Perdomo se había distraído con un monitor de televisión que estaba encendido y que mostraba valores bursátiles que cambiaban cada pocos segundos.
– ¿Juega a la bolsa?
– Desde hace treinta años. También en este aspecto, internet me ha facilitado enormemente las cosas, pues antes tenía que invertir a través de terceras personas y ahora puedo hacerlo yo misma con sólo pulsar una tecla de mi ordenador. A lo largo de todo este tiempo, he ganado millones y he perdido millones, pero el balance es positivo. De hecho, es posible que pueda comprar este apartamento si los padres de Ane le ponen un precio razonable. Bueno, el apartamento y todo lo que contiene, que es muy valioso. ¿Ve ese piano?
El policía, que se encontraba algo incómodo por el hecho de tener que mirar de abajo arriba a su interlocutora, aprovechó la ocasión que se le estaba brindando y se puso en pie como un resorte para acercarse al instrumento.
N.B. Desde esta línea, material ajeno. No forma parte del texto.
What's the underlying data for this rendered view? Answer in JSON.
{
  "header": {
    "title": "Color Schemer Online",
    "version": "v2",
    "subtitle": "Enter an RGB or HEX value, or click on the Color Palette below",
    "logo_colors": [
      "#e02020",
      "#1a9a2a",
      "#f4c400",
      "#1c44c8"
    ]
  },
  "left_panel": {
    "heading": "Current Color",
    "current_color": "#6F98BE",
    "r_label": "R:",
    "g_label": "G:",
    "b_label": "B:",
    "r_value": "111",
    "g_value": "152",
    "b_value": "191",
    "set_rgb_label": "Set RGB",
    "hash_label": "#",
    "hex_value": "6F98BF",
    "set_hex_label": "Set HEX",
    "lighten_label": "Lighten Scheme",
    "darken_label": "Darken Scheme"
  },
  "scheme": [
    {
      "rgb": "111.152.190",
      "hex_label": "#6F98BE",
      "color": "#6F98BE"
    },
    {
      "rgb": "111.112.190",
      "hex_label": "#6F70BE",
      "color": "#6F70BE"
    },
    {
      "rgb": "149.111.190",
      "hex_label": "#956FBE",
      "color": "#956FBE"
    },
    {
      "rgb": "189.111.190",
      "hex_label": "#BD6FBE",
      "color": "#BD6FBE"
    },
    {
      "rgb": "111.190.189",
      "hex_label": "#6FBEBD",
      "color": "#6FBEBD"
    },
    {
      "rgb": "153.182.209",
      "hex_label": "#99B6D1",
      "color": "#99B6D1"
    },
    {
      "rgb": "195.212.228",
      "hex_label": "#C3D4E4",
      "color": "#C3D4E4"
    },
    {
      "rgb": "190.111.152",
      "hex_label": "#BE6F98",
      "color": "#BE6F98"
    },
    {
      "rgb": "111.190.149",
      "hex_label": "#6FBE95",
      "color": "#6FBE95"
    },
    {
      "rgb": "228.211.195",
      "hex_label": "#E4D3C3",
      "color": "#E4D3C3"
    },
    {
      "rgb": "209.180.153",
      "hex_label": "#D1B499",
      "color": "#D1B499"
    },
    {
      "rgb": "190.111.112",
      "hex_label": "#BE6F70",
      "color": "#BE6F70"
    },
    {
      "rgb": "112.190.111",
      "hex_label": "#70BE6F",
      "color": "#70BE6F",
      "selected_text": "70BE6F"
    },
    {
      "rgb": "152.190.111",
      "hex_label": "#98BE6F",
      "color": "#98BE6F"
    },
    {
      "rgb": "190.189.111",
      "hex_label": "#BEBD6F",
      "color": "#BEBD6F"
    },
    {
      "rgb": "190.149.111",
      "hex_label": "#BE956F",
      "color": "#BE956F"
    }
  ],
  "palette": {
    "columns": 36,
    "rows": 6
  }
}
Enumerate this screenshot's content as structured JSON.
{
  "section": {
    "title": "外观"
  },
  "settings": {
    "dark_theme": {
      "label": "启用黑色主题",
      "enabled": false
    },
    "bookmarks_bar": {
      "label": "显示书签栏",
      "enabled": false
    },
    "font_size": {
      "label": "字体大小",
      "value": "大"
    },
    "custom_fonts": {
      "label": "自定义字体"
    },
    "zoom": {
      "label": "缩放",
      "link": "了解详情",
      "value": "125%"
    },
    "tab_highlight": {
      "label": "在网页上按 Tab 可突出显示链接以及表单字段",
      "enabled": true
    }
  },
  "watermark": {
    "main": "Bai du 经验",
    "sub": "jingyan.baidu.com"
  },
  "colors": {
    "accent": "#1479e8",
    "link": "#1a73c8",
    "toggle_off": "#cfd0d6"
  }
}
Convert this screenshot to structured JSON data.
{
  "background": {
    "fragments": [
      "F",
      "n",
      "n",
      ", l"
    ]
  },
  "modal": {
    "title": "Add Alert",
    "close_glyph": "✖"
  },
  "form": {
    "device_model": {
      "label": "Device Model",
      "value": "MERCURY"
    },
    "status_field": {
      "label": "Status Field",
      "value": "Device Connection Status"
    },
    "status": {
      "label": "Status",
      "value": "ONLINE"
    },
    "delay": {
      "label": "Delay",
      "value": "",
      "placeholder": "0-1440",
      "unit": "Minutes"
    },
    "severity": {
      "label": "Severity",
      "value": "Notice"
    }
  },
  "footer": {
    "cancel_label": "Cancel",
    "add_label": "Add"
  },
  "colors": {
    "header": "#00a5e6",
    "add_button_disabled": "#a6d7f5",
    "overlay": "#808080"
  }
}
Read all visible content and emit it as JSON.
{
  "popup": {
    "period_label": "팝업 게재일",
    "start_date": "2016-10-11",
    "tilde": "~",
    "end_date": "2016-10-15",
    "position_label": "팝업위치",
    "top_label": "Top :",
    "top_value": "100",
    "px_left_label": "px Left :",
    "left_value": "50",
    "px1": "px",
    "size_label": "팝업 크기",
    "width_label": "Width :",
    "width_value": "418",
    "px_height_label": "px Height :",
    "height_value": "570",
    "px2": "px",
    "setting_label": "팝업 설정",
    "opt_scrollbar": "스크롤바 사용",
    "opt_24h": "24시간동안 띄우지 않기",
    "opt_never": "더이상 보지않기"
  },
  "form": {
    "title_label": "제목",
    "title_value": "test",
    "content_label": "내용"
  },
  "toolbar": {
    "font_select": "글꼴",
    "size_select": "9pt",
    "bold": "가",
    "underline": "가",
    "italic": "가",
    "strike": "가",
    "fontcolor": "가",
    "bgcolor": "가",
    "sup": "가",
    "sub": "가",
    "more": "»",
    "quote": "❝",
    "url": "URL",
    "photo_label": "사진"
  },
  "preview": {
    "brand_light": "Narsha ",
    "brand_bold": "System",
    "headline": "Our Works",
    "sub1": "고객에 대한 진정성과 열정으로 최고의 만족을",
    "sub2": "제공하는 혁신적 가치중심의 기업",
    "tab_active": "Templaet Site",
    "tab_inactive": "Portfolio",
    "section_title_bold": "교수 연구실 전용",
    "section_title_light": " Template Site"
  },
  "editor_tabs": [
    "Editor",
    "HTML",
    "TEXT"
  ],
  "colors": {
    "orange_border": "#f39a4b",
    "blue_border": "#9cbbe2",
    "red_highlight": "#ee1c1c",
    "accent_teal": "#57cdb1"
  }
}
La perra debía de tener muy visto el piano, porque ni siquiera consideró la posibilidad de bajar del sofá, en el que se había apoltronado, para ir a husmear.
– Ane -comenzó a explicar Carmen Garralde- tenía verdadera pasión por los instrumentos y objetos originales relacionados con la música. Este piano es la joya de la corona: data de 1876, en él llegó a tocar Brahms y lo utilizó también la BBC Symphony Orchestra en sus primeras grabaciones.